You created a nested loop like this:

for a in goodkeys:
    for v in input[a]:
        # v is a single character in the string value

Demo:

>>> input = {'v1': 'val1', 'a2':'val2', 'a3':'val3'} 
>>> goodkeys = {'a2', 'a3'}
>>> {a: input[a] for a in input.viewkeys() & goodkeys}
{'a3': 'val3', 'a2': 'val2'}

Since input[a] is a string, your inner loop produced the individual characters of each value:

>>> for a in goodkeys:
...     for v in input[a]:
...         print a, v
... 
a3 v
a3 a
a3 l
a3 3
a2 v
a2 a
a2 l
a2 2

Keys must be unique, so for a2, one of v, a, l and 2 is picked with the others discarded.

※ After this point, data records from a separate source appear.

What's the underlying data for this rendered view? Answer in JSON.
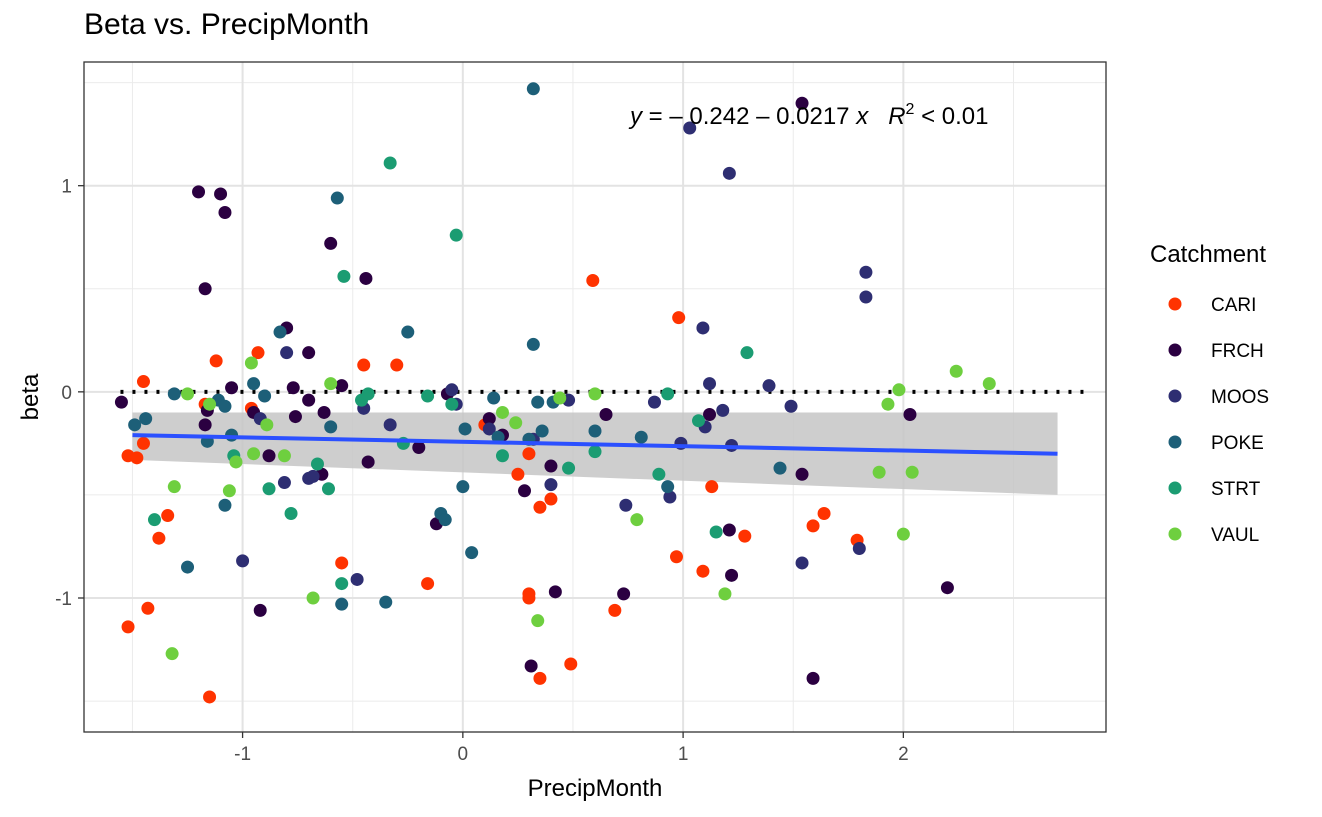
{
  "chart_data": {
    "type": "scatter",
    "title": "Beta vs. PrecipMonth",
    "xlabel": "PrecipMonth",
    "ylabel": "beta",
    "xlim": [
      -1.72,
      2.92
    ],
    "ylim": [
      -1.65,
      1.6
    ],
    "x_ticks": [
      -1,
      0,
      1,
      2
    ],
    "x_tick_labels": [
      "-1",
      "0",
      "1",
      "2"
    ],
    "y_ticks": [
      -1,
      0,
      1
    ],
    "y_tick_labels": [
      "-1",
      "0",
      "1"
    ],
    "grid": true,
    "legend": {
      "title": "Catchment",
      "position": "right"
    },
    "annotation": {
      "eq_lhs": "y",
      "eq_rhs": " = – 0.242 – 0.0217 ",
      "eq_x": "x",
      "r2_label": "R",
      "r2_sup": "2",
      "r2_rhs": " < 0.01"
    },
    "reference_line": {
      "y": 0,
      "style": "dotted"
    },
    "fit": {
      "x_start": -1.5,
      "x_end": 2.7,
      "y_start": -0.21,
      "y_end": -0.3,
      "ci_lower_start": -0.33,
      "ci_upper_start": -0.1,
      "ci_lower_end": -0.5,
      "ci_upper_end": -0.1,
      "color": "#2b50ff",
      "band_color": "#c6c6c6"
    },
    "series": [
      {
        "name": "CARI",
        "color": "#ff3300",
        "points": [
          [
            -1.52,
            -0.31
          ],
          [
            -1.48,
            -0.32
          ],
          [
            -1.52,
            -1.14
          ],
          [
            -1.45,
            -0.25
          ],
          [
            -1.45,
            0.05
          ],
          [
            -1.43,
            -1.05
          ],
          [
            -1.38,
            -0.71
          ],
          [
            -1.34,
            -0.6
          ],
          [
            -1.17,
            -0.06
          ],
          [
            -1.15,
            -1.48
          ],
          [
            -1.12,
            0.15
          ],
          [
            -0.96,
            -0.08
          ],
          [
            -0.93,
            0.19
          ],
          [
            -0.45,
            0.13
          ],
          [
            -0.55,
            -0.83
          ],
          [
            -0.3,
            0.13
          ],
          [
            -0.16,
            -0.93
          ],
          [
            0.1,
            -0.16
          ],
          [
            0.25,
            -0.4
          ],
          [
            0.3,
            -0.3
          ],
          [
            0.3,
            -0.98
          ],
          [
            0.3,
            -1.0
          ],
          [
            0.35,
            -0.56
          ],
          [
            0.35,
            -1.39
          ],
          [
            0.4,
            -0.52
          ],
          [
            0.49,
            -1.32
          ],
          [
            0.59,
            0.54
          ],
          [
            0.69,
            -1.06
          ],
          [
            0.97,
            -0.8
          ],
          [
            0.98,
            0.36
          ],
          [
            1.09,
            -0.87
          ],
          [
            1.13,
            -0.46
          ],
          [
            1.28,
            -0.7
          ],
          [
            1.59,
            -0.65
          ],
          [
            1.64,
            -0.59
          ],
          [
            1.79,
            -0.72
          ]
        ]
      },
      {
        "name": "FRCH",
        "color": "#2b0041",
        "points": [
          [
            -1.55,
            -0.05
          ],
          [
            -1.2,
            0.97
          ],
          [
            -1.1,
            0.96
          ],
          [
            -1.08,
            0.87
          ],
          [
            -1.17,
            0.5
          ],
          [
            -1.17,
            -0.16
          ],
          [
            -1.16,
            -0.09
          ],
          [
            -1.05,
            0.02
          ],
          [
            -0.95,
            -0.1
          ],
          [
            -0.92,
            -1.06
          ],
          [
            -0.88,
            -0.31
          ],
          [
            -0.8,
            0.31
          ],
          [
            -0.77,
            0.02
          ],
          [
            -0.76,
            -0.12
          ],
          [
            -0.7,
            -0.04
          ],
          [
            -0.7,
            0.19
          ],
          [
            -0.63,
            -0.1
          ],
          [
            -0.64,
            -0.4
          ],
          [
            -0.6,
            0.72
          ],
          [
            -0.55,
            0.03
          ],
          [
            -0.44,
            0.55
          ],
          [
            -0.43,
            -0.34
          ],
          [
            -0.2,
            -0.27
          ],
          [
            -0.12,
            -0.64
          ],
          [
            -0.07,
            -0.01
          ],
          [
            0.12,
            -0.13
          ],
          [
            0.18,
            -0.21
          ],
          [
            0.28,
            -0.48
          ],
          [
            0.31,
            -1.33
          ],
          [
            0.4,
            -0.36
          ],
          [
            0.42,
            -0.97
          ],
          [
            0.65,
            -0.11
          ],
          [
            0.73,
            -0.98
          ],
          [
            1.12,
            -0.11
          ],
          [
            1.21,
            -0.67
          ],
          [
            1.22,
            -0.89
          ],
          [
            1.54,
            -0.4
          ],
          [
            1.59,
            -1.39
          ],
          [
            1.54,
            1.4
          ],
          [
            2.03,
            -0.11
          ],
          [
            2.2,
            -0.95
          ]
        ]
      },
      {
        "name": "MOOS",
        "color": "#2e2e72",
        "points": [
          [
            -1.0,
            -0.82
          ],
          [
            -0.92,
            -0.13
          ],
          [
            -0.81,
            -0.44
          ],
          [
            -0.8,
            0.19
          ],
          [
            -0.7,
            -0.42
          ],
          [
            -0.68,
            -0.41
          ],
          [
            -0.45,
            -0.08
          ],
          [
            -0.48,
            -0.91
          ],
          [
            -0.33,
            -0.16
          ],
          [
            -0.05,
            0.01
          ],
          [
            -0.03,
            -0.06
          ],
          [
            0.12,
            -0.18
          ],
          [
            0.32,
            -0.23
          ],
          [
            0.4,
            -0.45
          ],
          [
            0.48,
            -0.04
          ],
          [
            0.74,
            -0.55
          ],
          [
            0.87,
            -0.05
          ],
          [
            0.94,
            -0.51
          ],
          [
            0.99,
            -0.25
          ],
          [
            1.03,
            1.28
          ],
          [
            1.09,
            0.31
          ],
          [
            1.1,
            -0.17
          ],
          [
            1.12,
            0.04
          ],
          [
            1.18,
            -0.09
          ],
          [
            1.21,
            1.06
          ],
          [
            1.22,
            -0.26
          ],
          [
            1.39,
            0.03
          ],
          [
            1.49,
            -0.07
          ],
          [
            1.54,
            -0.83
          ],
          [
            1.8,
            -0.76
          ],
          [
            1.83,
            0.58
          ],
          [
            1.83,
            0.46
          ]
        ]
      },
      {
        "name": "POKE",
        "color": "#1d5f78",
        "points": [
          [
            -1.49,
            -0.16
          ],
          [
            -1.44,
            -0.13
          ],
          [
            -1.31,
            -0.01
          ],
          [
            -1.25,
            -0.85
          ],
          [
            -1.16,
            -0.24
          ],
          [
            -1.11,
            -0.04
          ],
          [
            -1.08,
            -0.07
          ],
          [
            -1.08,
            -0.55
          ],
          [
            -1.05,
            -0.21
          ],
          [
            -0.95,
            0.04
          ],
          [
            -0.9,
            -0.02
          ],
          [
            -0.83,
            0.29
          ],
          [
            -0.6,
            -0.17
          ],
          [
            -0.57,
            0.94
          ],
          [
            -0.55,
            -1.03
          ],
          [
            -0.35,
            -1.02
          ],
          [
            -0.25,
            0.29
          ],
          [
            -0.1,
            -0.59
          ],
          [
            -0.08,
            -0.62
          ],
          [
            0.0,
            -0.46
          ],
          [
            0.01,
            -0.18
          ],
          [
            0.04,
            -0.78
          ],
          [
            0.16,
            -0.22
          ],
          [
            0.14,
            -0.03
          ],
          [
            0.3,
            -0.23
          ],
          [
            0.32,
            1.47
          ],
          [
            0.32,
            0.23
          ],
          [
            0.34,
            -0.05
          ],
          [
            0.36,
            -0.19
          ],
          [
            0.41,
            -0.05
          ],
          [
            0.6,
            -0.19
          ],
          [
            0.81,
            -0.22
          ],
          [
            0.93,
            -0.46
          ],
          [
            1.44,
            -0.37
          ]
        ]
      },
      {
        "name": "STRT",
        "color": "#1b9c72",
        "points": [
          [
            -1.4,
            -0.62
          ],
          [
            -1.04,
            -0.31
          ],
          [
            -0.88,
            -0.47
          ],
          [
            -0.78,
            -0.59
          ],
          [
            -0.66,
            -0.35
          ],
          [
            -0.61,
            -0.47
          ],
          [
            -0.54,
            0.56
          ],
          [
            -0.55,
            -0.93
          ],
          [
            -0.46,
            -0.04
          ],
          [
            -0.43,
            -0.01
          ],
          [
            -0.33,
            1.11
          ],
          [
            -0.27,
            -0.25
          ],
          [
            -0.16,
            -0.02
          ],
          [
            -0.05,
            -0.06
          ],
          [
            -0.03,
            0.76
          ],
          [
            0.18,
            -0.31
          ],
          [
            0.48,
            -0.37
          ],
          [
            0.6,
            -0.29
          ],
          [
            0.89,
            -0.4
          ],
          [
            0.93,
            -0.01
          ],
          [
            1.07,
            -0.14
          ],
          [
            1.15,
            -0.68
          ],
          [
            1.29,
            0.19
          ]
        ]
      },
      {
        "name": "VAUL",
        "color": "#6ecf3f",
        "points": [
          [
            -1.32,
            -1.27
          ],
          [
            -1.31,
            -0.46
          ],
          [
            -1.25,
            -0.01
          ],
          [
            -1.15,
            -0.06
          ],
          [
            -1.06,
            -0.48
          ],
          [
            -1.03,
            -0.34
          ],
          [
            -0.96,
            0.14
          ],
          [
            -0.95,
            -0.3
          ],
          [
            -0.89,
            -0.16
          ],
          [
            -0.81,
            -0.31
          ],
          [
            -0.68,
            -1.0
          ],
          [
            -0.6,
            0.04
          ],
          [
            0.18,
            -0.1
          ],
          [
            0.24,
            -0.15
          ],
          [
            0.34,
            -1.11
          ],
          [
            0.44,
            -0.03
          ],
          [
            0.6,
            -0.01
          ],
          [
            0.79,
            -0.62
          ],
          [
            1.19,
            -0.98
          ],
          [
            1.89,
            -0.39
          ],
          [
            1.93,
            -0.06
          ],
          [
            1.98,
            0.01
          ],
          [
            2.0,
            -0.69
          ],
          [
            2.04,
            -0.39
          ],
          [
            2.24,
            0.1
          ],
          [
            2.39,
            0.04
          ]
        ]
      }
    ]
  }
}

The dictionary comprehension sets 'a2': 'v' first, then 'a2': 'a', etc. and only 'a2': '2' remains in the output, in the end.

You didn't need to use that inner loop; you could have stuck with:

{a: input[v] for a in goodkeys}

except that if there are any keys in goodkeys that are not in input you'd get a KeyError. The dictionary view approach neatly sidesteps that issue.

Upvotes: 3

grovesNL
grovesNL

Reputation: 6075

You may be over thinking this. Just try changing

output = { a:v for a in goodkeys for v in input[a] }

to simply...

output = { a:input[a] for a in goodkeys }

Upvotes: 0

Yann Vernier
Yann Vernier

Reputation: 15887

output = { a:input[a] for a in goodkeys }

Your second for iterates through the characters of the string values.